Investing in resilient design can minimise losses of service and reduce whole-of-life costs for infrastructure owners, users and taxpayers. It also ensures assets contribute to the systemic resilience of their locations and the communities they serve.47

To minimise costs and increase value, the value placed on resilience though the infrastructure lifecycle must be consistent. A national approach to quantifying the risks, costs, benefits and performance of resilient assets would embed the economic case into the business case for investment, along with commercial whole-of-life cost considerations.

Harmonising national and Jurisdictional business case and project assurance guidance would provide a consistent understanding of how projects support community resilience.48 This would clarify the best-value opportunities for interventions that enable adaptation or mitigation.

To support evidence-based decisions, data and common scenarios should be used to quantify the costs for the interventions needed to build community resilience.

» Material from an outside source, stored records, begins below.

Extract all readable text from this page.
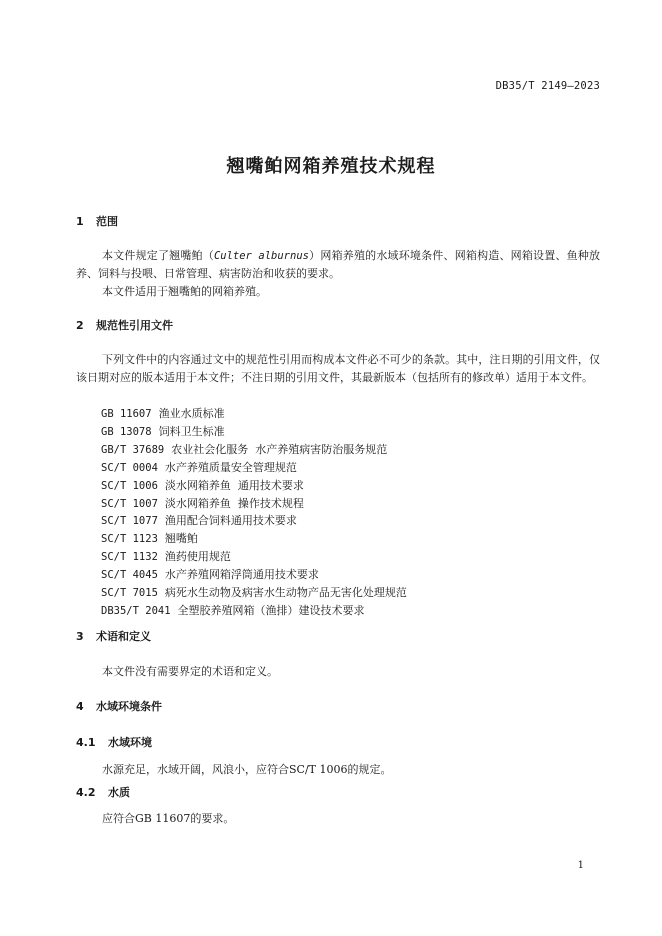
DB35/T 2149—2023
翘嘴鲌网箱养殖技术规程
1 范围
本文件规定了翘嘴鲌（Culter alburnus）网箱养殖的水域环境条件、网箱构造、网箱设置、鱼种放养、饲料与投喂、日常管理、病害防治和收获的要求。
本文件适用于翘嘴鲌的网箱养殖。
2 规范性引用文件
下列文件中的内容通过文中的规范性引用而构成本文件必不可少的条款。其中，注日期的引用文件，仅该日期对应的版本适用于本文件；不注日期的引用文件，其最新版本（包括所有的修改单）适用于本文件。
GB 11607 渔业水质标准
GB 13078 饲料卫生标准
GB/T 37689 农业社会化服务  水产养殖病害防治服务规范
SC/T 0004 水产养殖质量安全管理规范
SC/T 1006 淡水网箱养鱼  通用技术要求
SC/T 1007 淡水网箱养鱼  操作技术规程
SC/T 1077 渔用配合饲料通用技术要求
SC/T 1123 翘嘴鲌
SC/T 1132 渔药使用规范
SC/T 4045 水产养殖网箱浮筒通用技术要求
SC/T 7015 病死水生动物及病害水生动物产品无害化处理规范
DB35/T 2041 全塑胶养殖网箱（渔排）建设技术要求
3 术语和定义
本文件没有需要界定的术语和定义。
4 水域环境条件
4.1 水域环境
水源充足，水域开阔，风浪小，应符合SC/T 1006的规定。
4.2 水质
应符合GB 11607的要求。
1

The benefits should be evaluated from a broad, systemic and whole-of-life perspective, and include those that flow to communities over time as places and systems become more resilient.

It is equally important to consistently quantify the full costs of disasters borne by communities beyond loss of life, injury and damage to infrastructure and property.

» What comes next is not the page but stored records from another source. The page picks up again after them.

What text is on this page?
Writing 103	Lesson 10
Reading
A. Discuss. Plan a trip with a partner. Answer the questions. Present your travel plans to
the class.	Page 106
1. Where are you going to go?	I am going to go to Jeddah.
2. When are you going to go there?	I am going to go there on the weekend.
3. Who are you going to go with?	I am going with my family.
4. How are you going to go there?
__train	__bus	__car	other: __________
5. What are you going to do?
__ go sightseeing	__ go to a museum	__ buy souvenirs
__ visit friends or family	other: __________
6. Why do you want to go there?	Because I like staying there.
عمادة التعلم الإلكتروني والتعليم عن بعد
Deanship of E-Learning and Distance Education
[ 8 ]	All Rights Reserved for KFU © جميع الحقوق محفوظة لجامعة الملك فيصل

These include the impact of service disruptions on small to medium enterprises, community trauma and declining wellbeing, and damage to, or loss of, features of cultural value and natural ecosystems.49 This will assist in analysing the value of resilience investment.

The intent is to realise a nationally consistent process for valuing resilience. The new approach should include:

  a methodology for undertaking place-based resilience assessments within business case development over infrastructure's long-term lifecycles of 50 to 100 years

  an information campaign for all decision-makers that includes practical guidance and training materials so resilience can be consistently considered across Australia

  high-quality data and resilience scenarios for testing interventions50

  alignment with national and Jurisdictional business case and project assurance guidelines, including the Australian Transport Assessment and Planning Guidelines.51

Embedding these aspects will produce a standardised, Australia-wide process for valuing resilience that analyses the full value of resilience investment.